Philadelphia was selected by the Democratic National Convention Committee to host the 2016 DNC. While the DNC was a partisan event, its staging was a non-partisan undertaking and required a huge amount of coordination and planning as well as civic outreach and communication. The budget for the convention’s security—of which volunteer screening was a critical part—came directly from federal funds.
Sterling Volunteers approached the 2016 Host Committee regarding their volunteer screening program and, in Spring 2016, they were selected as part of the formal volunteer screening RFP process. One of the key reasons Hannah Tran, who oversaw the volunteer program for the Host Committee, and the Host Committee as a whole were interested in Sterling Volunteers was its established partnership and easy integration with the TRS (The Registration System) volunteer portal, which the city had purchased to use for the Convention. Sterling Volunteers’ simple, flexible platform interface made it easy to add screening options to its volunteer database, allowing volunteers to initiate and even pay for the screening process themselves and place their background check order entirely online. “It eliminated having to send volunteers a bunch of different URLs,” says Ms. Tran. “I could run a report easily and see who had signed up and the status of their screening. It was really simple.”
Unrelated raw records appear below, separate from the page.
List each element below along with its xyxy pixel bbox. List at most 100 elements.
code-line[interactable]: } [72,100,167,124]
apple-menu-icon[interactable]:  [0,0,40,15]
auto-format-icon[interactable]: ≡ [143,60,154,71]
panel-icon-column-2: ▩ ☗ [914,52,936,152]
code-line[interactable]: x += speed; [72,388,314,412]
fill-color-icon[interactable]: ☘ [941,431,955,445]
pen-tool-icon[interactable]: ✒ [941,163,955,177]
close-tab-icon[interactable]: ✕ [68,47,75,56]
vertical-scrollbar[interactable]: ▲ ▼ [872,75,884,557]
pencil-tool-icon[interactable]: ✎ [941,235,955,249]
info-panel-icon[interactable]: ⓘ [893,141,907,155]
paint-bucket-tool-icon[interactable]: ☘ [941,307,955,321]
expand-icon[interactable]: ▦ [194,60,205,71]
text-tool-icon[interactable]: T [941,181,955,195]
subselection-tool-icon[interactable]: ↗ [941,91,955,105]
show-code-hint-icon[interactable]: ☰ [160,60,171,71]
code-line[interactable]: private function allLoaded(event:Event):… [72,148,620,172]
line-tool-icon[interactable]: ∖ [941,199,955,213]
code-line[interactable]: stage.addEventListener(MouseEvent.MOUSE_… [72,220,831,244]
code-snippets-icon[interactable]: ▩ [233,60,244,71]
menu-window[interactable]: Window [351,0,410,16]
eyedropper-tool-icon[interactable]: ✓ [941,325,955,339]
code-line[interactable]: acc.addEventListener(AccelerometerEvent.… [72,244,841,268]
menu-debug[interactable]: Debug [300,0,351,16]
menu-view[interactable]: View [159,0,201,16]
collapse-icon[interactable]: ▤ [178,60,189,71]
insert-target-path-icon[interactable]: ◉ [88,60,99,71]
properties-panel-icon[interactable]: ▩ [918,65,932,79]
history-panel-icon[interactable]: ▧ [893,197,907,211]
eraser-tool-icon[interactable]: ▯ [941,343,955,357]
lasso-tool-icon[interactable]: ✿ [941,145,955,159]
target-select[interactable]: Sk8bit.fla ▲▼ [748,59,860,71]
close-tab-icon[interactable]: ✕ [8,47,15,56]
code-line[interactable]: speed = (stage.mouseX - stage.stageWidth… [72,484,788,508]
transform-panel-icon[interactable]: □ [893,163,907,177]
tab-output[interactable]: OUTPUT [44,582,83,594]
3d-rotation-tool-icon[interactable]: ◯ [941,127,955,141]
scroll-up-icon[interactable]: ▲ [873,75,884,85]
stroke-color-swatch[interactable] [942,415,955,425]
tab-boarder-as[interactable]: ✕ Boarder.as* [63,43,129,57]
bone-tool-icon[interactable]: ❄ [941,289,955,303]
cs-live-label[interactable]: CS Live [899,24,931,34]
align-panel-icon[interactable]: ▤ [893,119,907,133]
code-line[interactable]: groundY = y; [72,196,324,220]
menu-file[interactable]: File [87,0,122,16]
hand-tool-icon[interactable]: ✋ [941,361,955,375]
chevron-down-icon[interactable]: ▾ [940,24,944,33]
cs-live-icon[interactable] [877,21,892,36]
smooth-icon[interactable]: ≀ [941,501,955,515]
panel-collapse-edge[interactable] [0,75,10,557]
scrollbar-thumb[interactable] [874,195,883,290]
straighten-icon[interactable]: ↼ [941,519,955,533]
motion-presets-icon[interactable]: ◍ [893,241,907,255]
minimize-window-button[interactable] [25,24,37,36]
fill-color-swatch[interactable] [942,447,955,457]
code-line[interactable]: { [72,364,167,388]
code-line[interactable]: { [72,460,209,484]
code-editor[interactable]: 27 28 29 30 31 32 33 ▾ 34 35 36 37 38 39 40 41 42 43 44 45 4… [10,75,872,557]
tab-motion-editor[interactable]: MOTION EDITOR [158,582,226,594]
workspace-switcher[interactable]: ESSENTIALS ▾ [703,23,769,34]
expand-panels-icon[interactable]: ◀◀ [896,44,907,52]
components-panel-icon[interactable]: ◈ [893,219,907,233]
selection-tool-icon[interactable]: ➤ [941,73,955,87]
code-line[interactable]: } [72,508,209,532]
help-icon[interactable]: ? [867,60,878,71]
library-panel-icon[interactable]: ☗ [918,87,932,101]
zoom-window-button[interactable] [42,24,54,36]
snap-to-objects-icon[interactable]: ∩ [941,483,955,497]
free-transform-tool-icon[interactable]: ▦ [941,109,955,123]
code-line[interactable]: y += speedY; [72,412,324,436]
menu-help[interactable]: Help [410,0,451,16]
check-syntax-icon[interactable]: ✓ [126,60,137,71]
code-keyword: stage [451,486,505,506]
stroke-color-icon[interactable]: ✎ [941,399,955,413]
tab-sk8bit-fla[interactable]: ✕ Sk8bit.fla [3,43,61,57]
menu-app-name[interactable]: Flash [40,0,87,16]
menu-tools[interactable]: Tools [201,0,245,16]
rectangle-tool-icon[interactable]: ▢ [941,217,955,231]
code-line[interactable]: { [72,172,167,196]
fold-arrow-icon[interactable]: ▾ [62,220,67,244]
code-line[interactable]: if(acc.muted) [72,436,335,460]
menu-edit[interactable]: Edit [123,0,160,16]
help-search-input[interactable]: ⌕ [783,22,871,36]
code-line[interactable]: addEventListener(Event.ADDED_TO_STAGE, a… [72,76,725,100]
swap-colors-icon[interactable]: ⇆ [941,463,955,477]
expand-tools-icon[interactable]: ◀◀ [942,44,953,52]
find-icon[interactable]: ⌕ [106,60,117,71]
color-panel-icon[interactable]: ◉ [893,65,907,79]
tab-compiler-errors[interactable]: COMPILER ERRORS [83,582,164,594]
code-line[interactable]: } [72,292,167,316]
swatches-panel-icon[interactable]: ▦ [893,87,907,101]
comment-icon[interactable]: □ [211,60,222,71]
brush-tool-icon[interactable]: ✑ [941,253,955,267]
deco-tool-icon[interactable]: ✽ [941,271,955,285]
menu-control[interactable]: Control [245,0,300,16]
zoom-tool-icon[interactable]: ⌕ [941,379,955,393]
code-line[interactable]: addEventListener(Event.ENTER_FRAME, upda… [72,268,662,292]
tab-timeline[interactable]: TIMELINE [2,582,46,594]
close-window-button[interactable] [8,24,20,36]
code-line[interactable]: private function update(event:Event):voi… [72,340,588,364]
Through its open Application Program Interface (API) with the TRS portal, Sterling Volunteers was able to easily integrate volunteer screening into the Host Committee’s database. Once a volunteer registered and selected a role or shift, they were prompted to start the screening process. Despite the short amount of time given to ramp up the screening program, the Host Committee was able to screen and vet thousands of potential volunteers. “Sterling Volunteers did as much as possible to make the process fast and efficient,” says Ms. Tran. “A new volunteer role or shift would pop up and a new round of volunteers would need to be vetted. They handled it all, no problem.”